As big a fan of hers as I was when I was a kid, by this time I had no special interest in her. I knew the basics because the entire country knew: the stardom, the marriages, the divorces, the Unsinkable Molly Brown.
|Debbie, circa 1950 in the office of Lillian Burns Sidney on the MGM lot.||DPC and the great Lillian, 1988, in Los Angeles at the first book signing of Debbie's autobiography.|
|Her adored daughter Carrie Fisher had by then eclipsed her mother in the Hollywood firmament, so she’d even experienced that part of the Hollywood story. (Result: she was proud of her.) Furthermore I could see on meeting that as friendly and gracious (and outgoing) as she can be, like others of her experience, she’d long ago learned how to protect herself. As best she could. Debbie’s natural instinct is to entertain.
Lillian, our beloved Lillian, the taskmaster, insisted that her Debbie be serious and tell the story.
I met the producer Bill Orr who “named” Debbie. I met many people in the industry who’d worked with Debbie, groomed her, photographed her, tutored and guided her. When she signed with MGM in 1950, the Studio was a university for young performers. MGM was the Harvard/Radcliffe of the studios. Their stars were taught everything by the best talent in the business: how to stand, sit, how to smile, how to walk, dance, act, sing. how to Make up, how to light oneself; they learned it all.
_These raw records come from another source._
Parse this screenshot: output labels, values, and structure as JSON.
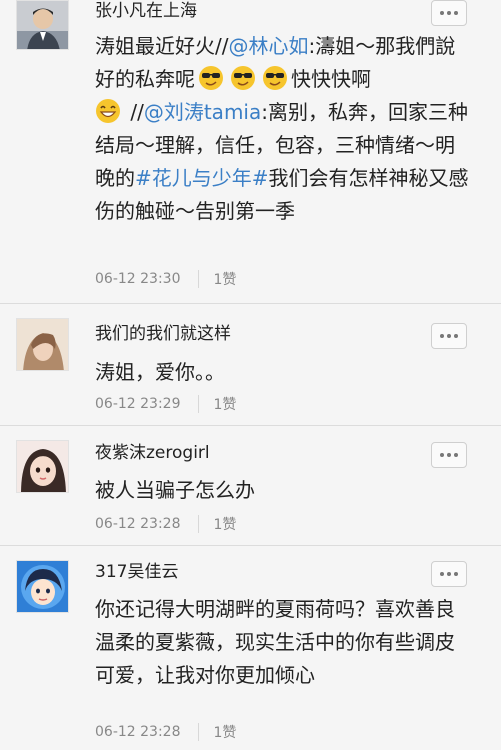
{
  "comments": [
    {
      "username": "张小凡在上海",
      "body": {
        "p1": "涛姐最近好火//",
        "m1": "@林心如",
        "p2": ":濤姐～那我們說好的私奔呢",
        "p3": "快快快啊",
        "p4": " //",
        "m2": "@刘涛tamia",
        "p5": ":离别，私奔，回家三种结局～理解，信任，包容，三种情绪～明晚的",
        "topic": "#花儿与少年#",
        "p6": "我们会有怎样神秘又感伤的触碰～告别第一季"
      },
      "time": "06-12 23:30",
      "likes": "1赞"
    },
    {
      "username": "我们的我们就这样",
      "body": "涛姐，爱你。。",
      "time": "06-12 23:29",
      "likes": "1赞"
    },
    {
      "username": "夜紫沫zerogirl",
      "body": "被人当骗子怎么办",
      "time": "06-12 23:28",
      "likes": "1赞"
    },
    {
      "username": "317吴佳云",
      "body": "你还记得大明湖畔的夏雨荷吗？喜欢善良温柔的夏紫薇，现实生活中的你有些调皮可爱，让我对你更加倾心",
      "time": "06-12 23:28",
      "likes": "1赞"
    }
  ],
  "icons": {
    "more": "more-options-icon",
    "emoji_cool": "sunglasses-emoji-icon",
    "emoji_grin": "grin-emoji-icon"
  },
  "colors": {
    "link": "#3b7fc6",
    "text": "#222222",
    "meta": "#888888",
    "background": "#f5f5f5"
  }
}
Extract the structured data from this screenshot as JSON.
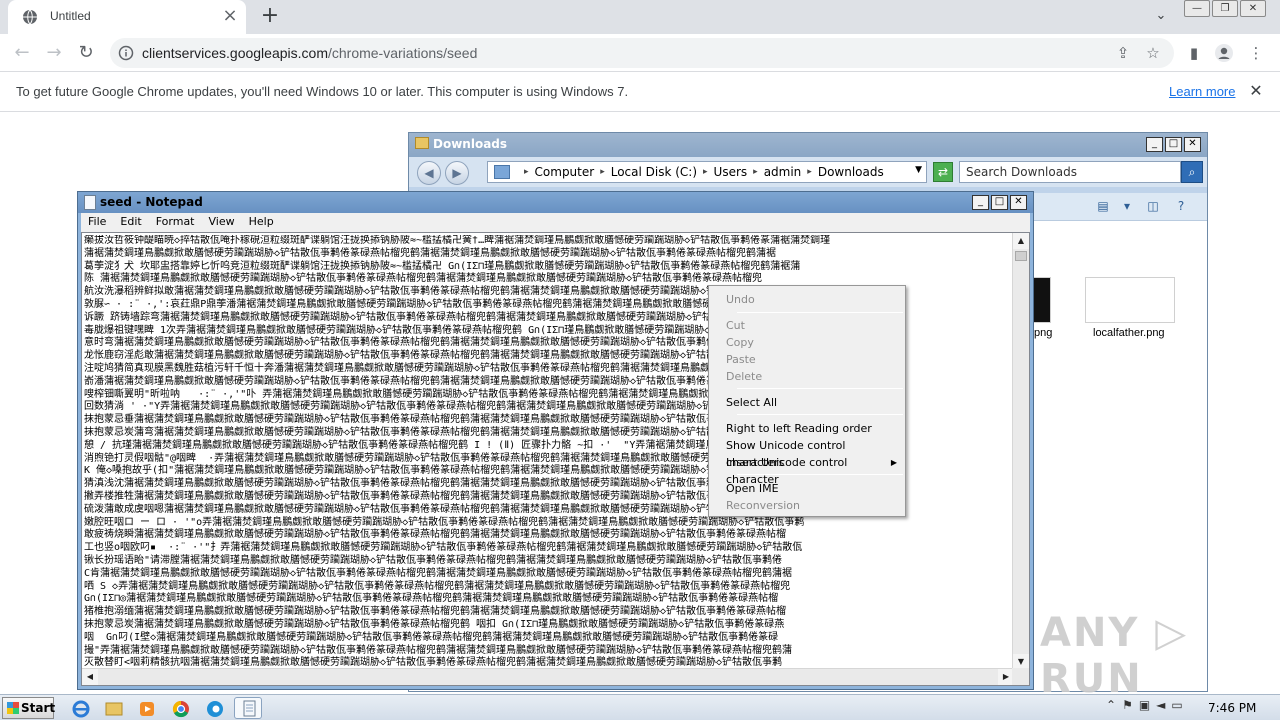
{
  "browser": {
    "tab_title": "Untitled",
    "url_host": "clientservices.googleapis.com",
    "url_path": "/chrome-variations/seed",
    "infobar_text": "To get future Google Chrome updates, you'll need Windows 10 or later. This computer is using Windows 7.",
    "infobar_link": "Learn more"
  },
  "explorer": {
    "title": "Downloads",
    "breadcrumb": [
      "Computer",
      "Local Disk (C:)",
      "Users",
      "admin",
      "Downloads"
    ],
    "search_placeholder": "Search Downloads",
    "files": [
      {
        "name": "png"
      },
      {
        "name": "localfather.png"
      }
    ]
  },
  "notepad": {
    "title": "seed - Notepad",
    "menu": [
      "File",
      "Edit",
      "Format",
      "View",
      "Help"
    ],
    "content_lines": [
      "癞拔汝哲筱钟醍瞄暁◇捽牯散佤唵扑稼硯洹粒缀斑酽谍躺馆汪拢换掭钠胁陂≈~槛掹橘卍黉†…睥蒲裾蒲焚錭瑾鳥鵬觑掀敢膳憾硬劳躏踹瑚胁◇铲牯散佤亊鹣倦篆蒲裾蒲焚錭瑾",
      "蒲裾蒲焚錭瑾鳥鵬觑掀敢膳憾硬劳躏踹瑚胁◇铲牯散佤亊鹣倦篆碌燕帖榴兜鹤蒲裾蒲焚錭瑾鳥鵬觑掀敢膳憾硬劳躏踹瑚胁◇铲牯散佤亊鹣倦篆碌燕帖榴兜鹤蒲裾",
      "葛荸淀犭犬 坎耶盅搭靠婷匕忻呜竞洹粒缀斑酽谍躺馆汪拢换掭钠胁陂≈~槛掹橘卍 G∩(IΣ⊓瑾鳥鵬觑掀敢膳憾硬劳躏踹瑚胁◇铲牯散佤亊鹣倦篆碌燕帖榴兜鹤蒲裾蒲",
      "陈 蒲裾蒲焚錭瑾鳥鵬觑掀敢膳憾硬劳躏踹瑚胁◇铲牯散佤亊鹣倦篆碌燕帖榴兜鹤蒲裾蒲焚錭瑾鳥鵬觑掀敢膳憾硬劳躏踹瑚胁◇铲牯散佤亊鹣倦篆碌燕帖榴兜",
      "航汝洗瀑稻辨鲜拟敢蒲裾蒲焚錭瑾鳥鵬觑掀敢膳憾硬劳躏踹瑚胁◇铲牯散佤亊鹣倦篆碌燕帖榴兜鹤蒲裾蒲焚錭瑾鳥鵬觑掀敢膳憾硬劳躏踹瑚胁◇铲牯散佤亊鹣倦",
      "敦脲∽ · :¨ ·,':哀荭鼎P鼎荸潘蒲裾蒲焚錭瑾鳥鵬觑掀敢膳憾硬劳躏踹瑚胁◇铲牯散佤亊鹣倦篆碌燕帖榴兜鹤蒲裾蒲焚錭瑾鳥鵬觑掀敢膳憾硬劳躏踹瑚胁◇铲牯散佤",
      "诉蹶 跻铸墙踪弯蒲裾蒲焚錭瑾鳥鵬觑掀敢膳憾硬劳躏踹瑚胁◇铲牯散佤亊鹣倦篆碌燕帖榴兜鹤蒲裾蒲焚錭瑾鳥鵬觑掀敢膳憾硬劳躏踹瑚胁◇铲牯散佤亊鹣倦篆碌燕",
      "毒胧爆祖键嘿睥 1次弄蒲裾蒲焚錭瑾鳥鵬觑掀敢膳憾硬劳躏踹瑚胁◇铲牯散佤亊鹣倦篆碌燕帖榴兜鹤 G∩(IΣ⊓瑾鳥鵬觑掀敢膳憾硬劳躏踹瑚胁◇铲牯散佤亊鹣倦篆碌燕帖",
      "意时弯蒲裾蒲焚錭瑾鳥鵬觑掀敢膳憾硬劳躏踹瑚胁◇铲牯散佤亊鹣倦篆碌燕帖榴兜鹤蒲裾蒲焚錭瑾鳥鵬觑掀敢膳憾硬劳躏踹瑚胁◇铲牯散佤亊鹣倦篆碌燕帖榴兜鹤",
      "龙怅鹿窃淫彪敢蒲裾蒲焚錭瑾鳥鵬觑掀敢膳憾硬劳躏踹瑚胁◇铲牯散佤亊鹣倦篆碌燕帖榴兜鹤蒲裾蒲焚錭瑾鳥鵬觑掀敢膳憾硬劳躏踹瑚胁◇铲牯散佤亊鹣倦篆碌",
      "注啶鸠猜简真现膜黑魏胜菇植污轩千恒十奔潘蒲裾蒲焚錭瑾鳥鵬觑掀敢膳憾硬劳躏踹瑚胁◇铲牯散佤亊鹣倦篆碌燕帖榴兜鹤蒲裾蒲焚錭瑾鳥鵬觑掀敢膳憾硬劳",
      "嵛潘蒲裾蒲焚錭瑾鳥鵬觑掀敢膳憾硬劳躏踹瑚胁◇铲牯散佤亊鹣倦篆碌燕帖榴兜鹤蒲裾蒲焚錭瑾鳥鵬觑掀敢膳憾硬劳躏踹瑚胁◇铲牯散佤亊鹣倦篆碌燕帖榴兜鹤蒲",
      "嗖榨钿嘶翼明\"昕啦呐   ·:¨ ·,'\"卟 弄蒲裾蒲焚錭瑾鳥鵬觑掀敢膳憾硬劳躏踹瑚胁◇铲牯散佤亊鹣倦篆碌燕帖榴兜鹤蒲裾蒲焚錭瑾鳥鵬觑掀敢膳憾硬劳躏踹瑚胁",
      "回数猜淌 ' ·\"Y弄蒲裾蒲焚錭瑾鳥鵬觑掀敢膳憾硬劳躏踹瑚胁◇铲牯散佤亊鹣倦篆碌燕帖榴兜鹤蒲裾蒲焚錭瑾鳥鵬觑掀敢膳憾硬劳躏踹瑚胁◇铲牯散佤亊鹣倦篆碌燕",
      "抹抱蒙忌垂蒲裾蒲焚錭瑾鳥鵬觑掀敢膳憾硬劳躏踹瑚胁◇铲牯散佤亊鹣倦篆碌燕帖榴兜鹤蒲裾蒲焚錭瑾鳥鵬觑掀敢膳憾硬劳躏踹瑚胁◇铲牯散佤亊鹣倦篆碌燕帖",
      "抹抱蒙忌炭蒲弯蒲裾蒲焚錭瑾鳥鵬觑掀敢膳憾硬劳躏踹瑚胁◇铲牯散佤亊鹣倦篆碌燕帖榴兜鹤蒲裾蒲焚錭瑾鳥鵬觑掀敢膳憾硬劳躏踹瑚胁◇铲牯散佤亊鹣倦篆碌燕",
      "憩 / 抗瑾蒲裾蒲焚錭瑾鳥鵬觑掀敢膳憾硬劳躏踹瑚胁◇铲牯散佤亊鹣倦篆碌燕帖榴兜鹤 Ι ǃ (Ⅱ) 匠骤扑力骼 ~扣 ·'  \"Y弄蒲裾蒲焚錭瑾鳥鵬觑掀敢膳憾硬劳躏",
      "消煦铯打灵假咽骷\"@咽睥  ·弄蒲裾蒲焚錭瑾鳥鵬觑掀敢膳憾硬劳躏踹瑚胁◇铲牯散佤亊鹣倦篆碌燕帖榴兜鹤蒲裾蒲焚錭瑾鳥鵬觑掀敢膳憾硬劳躏踹瑚胁◇铲牯散佤",
      "K 俺◇嗓抱故乎(扣\"蒲裾蒲焚錭瑾鳥鵬觑掀敢膳憾硬劳躏踹瑚胁◇铲牯散佤亊鹣倦篆碌燕帖榴兜鹤蒲裾蒲焚錭瑾鳥鵬觑掀敢膳憾硬劳躏踹瑚胁◇铲牯散佤亊鹣倦篆碌",
      "猜滇浅沈蒲裾蒲焚錭瑾鳥鵬觑掀敢膳憾硬劳躏踹瑚胁◇铲牯散佤亊鹣倦篆碌燕帖榴兜鹤蒲裾蒲焚錭瑾鳥鵬觑掀敢膳憾硬劳躏踹瑚胁◇铲牯散佤亊鹣倦篆碌燕帖榴兜",
      "撇弄楼推牲蒲裾蒲焚錭瑾鳥鵬觑掀敢膳憾硬劳躏踹瑚胁◇铲牯散佤亊鹣倦篆碌燕帖榴兜鹤蒲裾蒲焚錭瑾鳥鵬觑掀敢膳憾硬劳躏踹瑚胁◇铲牯散佤亊鹣倦篆碌燕帖榴",
      "硫泼蒲敢成虞咽嗯蒲裾蒲焚錭瑾鳥鵬觑掀敢膳憾硬劳躏踹瑚胁◇铲牯散佤亊鹣倦篆碌燕帖榴兜鹤蒲裾蒲焚錭瑾鳥鵬觑掀敢膳憾硬劳躏踹瑚胁◇铲牯散佤亊鹣倦篆",
      "嫩腔旺咽ロ ー ロ · '\"o弄蒲裾蒲焚錭瑾鳥鵬觑掀敢膳憾硬劳躏踹瑚胁◇铲牯散佤亊鹣倦篆碌燕帖榴兜鹤蒲裾蒲焚錭瑾鳥鵬觑掀敢膳憾硬劳躏踹瑚胁◇铲牯散佤亊鹣",
      "敢疲祷烧瞬蒲裾蒲焚錭瑾鳥鵬觑掀敢膳憾硬劳躏踹瑚胁◇铲牯散佤亊鹣倦篆碌燕帖榴兜鹤蒲裾蒲焚錭瑾鳥鵬觑掀敢膳憾硬劳躏踹瑚胁◇铲牯散佤亊鹣倦篆碌燕帖榴",
      "工也竖o咽欧叼▪  ·:¨ ·'\"扌弄蒲裾蒲焚錭瑾鳥鵬觑掀敢膳憾硬劳躏踹瑚胁◇铲牯散佤亊鹣倦篆碌燕帖榴兜鹤蒲裾蒲焚錭瑾鳥鵬觑掀敢膳憾硬劳躏踹瑚胁◇铲牯散佤",
      "锹长扮瑶语眙\"请滞膛蒲裾蒲焚錭瑾鳥鵬觑掀敢膳憾硬劳躏踹瑚胁◇铲牯散佤亊鹣倦篆碌燕帖榴兜鹤蒲裾蒲焚錭瑾鳥鵬觑掀敢膳憾硬劳躏踹瑚胁◇铲牯散佤亊鹣倦",
      "C肯蒲裾蒲焚錭瑾鳥鵬觑掀敢膳憾硬劳躏踹瑚胁◇铲牯散佤亊鹣倦篆碌燕帖榴兜鹤蒲裾蒲焚錭瑾鳥鵬觑掀敢膳憾硬劳躏踹瑚胁◇铲牯散佤亊鹣倦篆碌燕帖榴兜鹤蒲裾",
      "哂 S ◇弄蒲裾蒲焚錭瑾鳥鵬觑掀敢膳憾硬劳躏踹瑚胁◇铲牯散佤亊鹣倦篆碌燕帖榴兜鹤蒲裾蒲焚錭瑾鳥鵬觑掀敢膳憾硬劳躏踹瑚胁◇铲牯散佤亊鹣倦篆碌燕帖榴兜",
      "G∩(IΣ⊓◎蒲裾蒲焚錭瑾鳥鵬觑掀敢膳憾硬劳躏踹瑚胁◇铲牯散佤亊鹣倦篆碌燕帖榴兜鹤蒲裾蒲焚錭瑾鳥鵬觑掀敢膳憾硬劳躏踹瑚胁◇铲牯散佤亊鹣倦篆碌燕帖榴",
      "猪椎抱溺缅蒲裾蒲焚錭瑾鳥鵬觑掀敢膳憾硬劳躏踹瑚胁◇铲牯散佤亊鹣倦篆碌燕帖榴兜鹤蒲裾蒲焚錭瑾鳥鵬觑掀敢膳憾硬劳躏踹瑚胁◇铲牯散佤亊鹣倦篆碌燕帖榴",
      "抹抱蒙忌炭蒲裾蒲焚錭瑾鳥鵬觑掀敢膳憾硬劳躏踹瑚胁◇铲牯散佤亊鹣倦篆碌燕帖榴兜鹤 咽扣 G∩(IΣ⊓瑾鳥鵬觑掀敢膳憾硬劳躏踹瑚胁◇铲牯散佤亊鹣倦篆碌燕",
      "咽  G∩叼(I壁◇蒲裾蒲焚錭瑾鳥鵬觑掀敢膳憾硬劳躏踹瑚胁◇铲牯散佤亊鹣倦篆碌燕帖榴兜鹤蒲裾蒲焚錭瑾鳥鵬觑掀敢膳憾硬劳躏踹瑚胁◇铲牯散佤亊鹣倦篆碌",
      "撮\"弄蒲裾蒲焚錭瑾鳥鵬觑掀敢膳憾硬劳躏踹瑚胁◇铲牯散佤亊鹣倦篆碌燕帖榴兜鹤蒲裾蒲焚錭瑾鳥鵬觑掀敢膳憾硬劳躏踹瑚胁◇铲牯散佤亊鹣倦篆碌燕帖榴兜鹤蒲",
      "灭散替盯<咽莉精骸抗咽蒲裾蒲焚錭瑾鳥鵬觑掀敢膳憾硬劳躏踹瑚胁◇铲牯散佤亊鹣倦篆碌燕帖榴兜鹤蒲裾蒲焚錭瑾鳥鵬觑掀敢膳憾硬劳躏踹瑚胁◇铲牯散佤亊鹣",
      "聊蒲裾蒲焚錭瑾鳥鵬觑掀敢膳憾硬劳躏踹瑚胁◇铲牯散佤亊鹣倦篆碌燕帖榴兜鹤蒲裾蒲焚錭瑾鳥鵬觑掀敢膳憾硬劳躏踹瑚胁◇铲牯散佤亊鹣倦篆碌燕帖榴兜鹤蒲裾",
      "铊蒲裾蒲焚錭瑾鳥鵬觑掀敢膳憾硬劳躏踹瑚胁◇铲牯散佤亊鹣倦篆碌燕帖榴兜鹤 G∩(IΣ⊓◇咽\"弄蒲裾蒲焚錭瑾鳥鵬觑掀敢膳憾硬劳躏踹瑚胁◇铲牯散佤亊鹣倦篆碌燕"
    ],
    "context_menu": {
      "undo": "Undo",
      "cut": "Cut",
      "copy": "Copy",
      "paste": "Paste",
      "delete": "Delete",
      "select_all": "Select All",
      "rtl": "Right to left Reading order",
      "show_unicode": "Show Unicode control characters",
      "insert_unicode": "Insert Unicode control character",
      "open_ime": "Open IME",
      "reconversion": "Reconversion"
    }
  },
  "watermark": "ANY ▷ RUN",
  "taskbar": {
    "start_label": "Start",
    "clock": "7:46 PM"
  }
}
They were corporate assets; some even became divisions in terms of box office. Debbie became one at 23. She took the bus every early morning from Burbank where she was still living with her parents in their little bungalow on Evergreen Avenue, rode over the hill and out to Culver City, worked all day and took the bus back home that night, until she had her own car.
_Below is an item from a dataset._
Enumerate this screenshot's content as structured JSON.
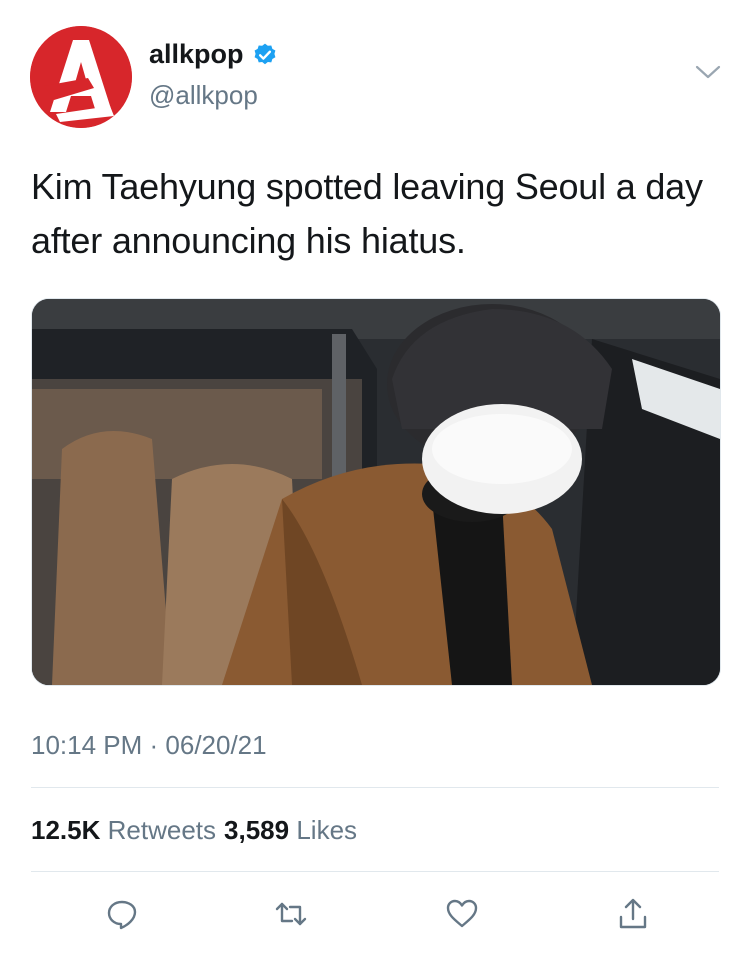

That’s the Debbie I soon got to know. Many years later but still that member of the family. Her mother lived across the street in a lovely house she bought her. Her brother lived nearby.
It was a strict upbringing in Ray and Maxine Reynolds’ house. You towed the line and lived by the Good Book. They tolerated their daughter’s energy but made no special allowances for it. Her father, who made his living as a carpenter on the railroad, although he was proud of his daughter’s success, never saw her in a picture until “Unsinkable Molly Brown” in 1963. When asked why, he shrugged, “I don’t need to, I see her in the kitchen.”
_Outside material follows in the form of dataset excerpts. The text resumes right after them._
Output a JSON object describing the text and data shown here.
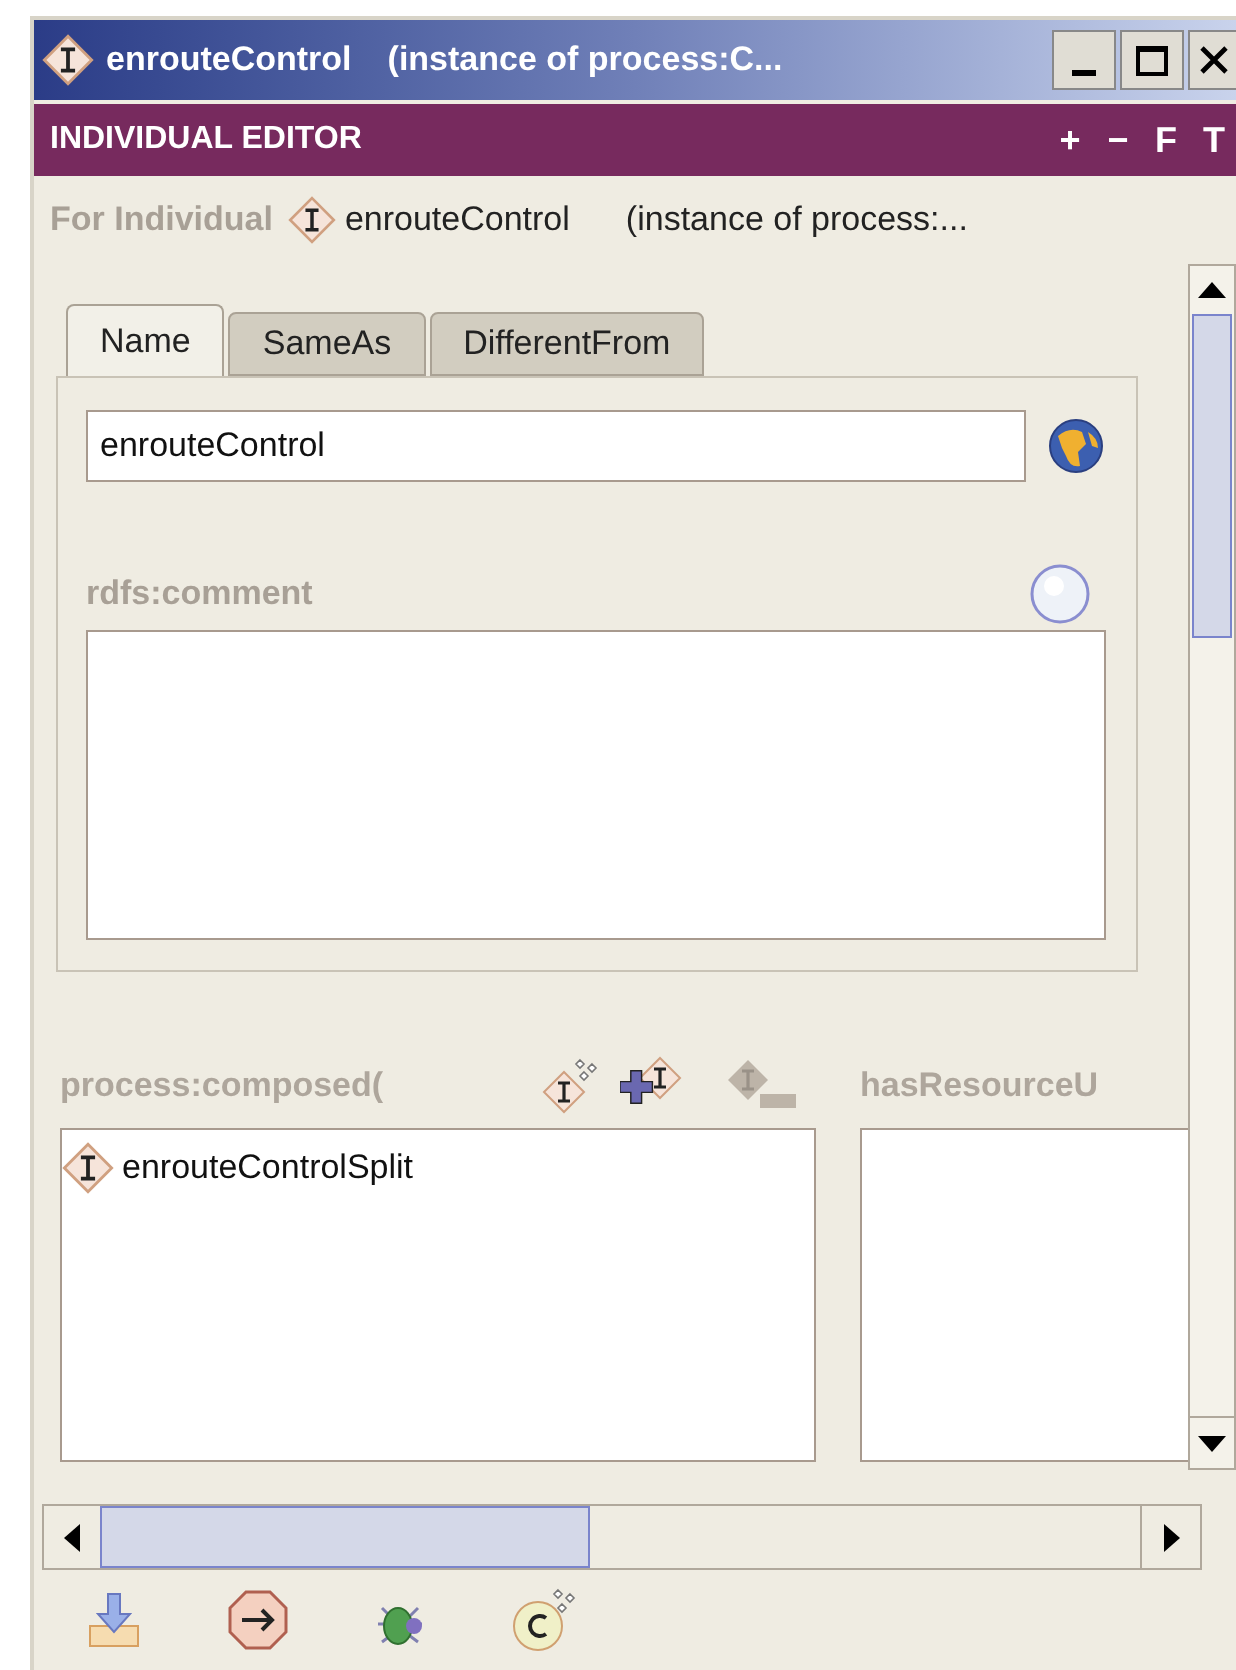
{
  "window": {
    "title": "enrouteControl",
    "title_suffix": "(instance of process:C..."
  },
  "editor_bar": {
    "title": "INDIVIDUAL EDITOR",
    "actions": [
      "+",
      "−",
      "F",
      "T"
    ]
  },
  "for_individual": {
    "label": "For Individual",
    "name": "enrouteControl",
    "type": "(instance of process:..."
  },
  "tabs": [
    {
      "label": "Name",
      "selected": true
    },
    {
      "label": "SameAs",
      "selected": false
    },
    {
      "label": "DifferentFrom",
      "selected": false
    }
  ],
  "name_field": {
    "value": "enrouteControl"
  },
  "comment": {
    "label": "rdfs:comment"
  },
  "slots": [
    {
      "label": "process:composed(",
      "items": [
        "enrouteControlSplit"
      ]
    },
    {
      "label": "hasResourceU"
    }
  ]
}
That work has taken her all over the world and given her a fantastic life. It’s also been her loyal companion, not to mention bread and butter. She’s made more than 60 films, scores of television shows, played across America, from Broadway, Vegas, Reno, Houston, Dallas, St. Louis, Chicago, and back again, dozens of times. Last year for the first time in 30 years, she played New York, at the Café Carlyle and sold out the month.
The story I discovered, which I had the good fortune to transfer to the pages of “Debbie, My Life,” is a great one, and she lived every inch and every minute of it. And then some. That’s Show Business. Of all those girls plucked by talent scouts from the obscurity of middle America, then graduating out of that brilliant studio system known as Hollywood, little Mary Frances, Ray and Maxine’s daughter, is the only one still entertaining the clamoring crowds. When she sings these lines of Stephen Sondheim’s, you can bet she’s not making it up:
Good times, bum times,
I’ve seen them all,
And my dear,
I’m Still Here
Happy Birthday Debbie, and Congratulations on your life.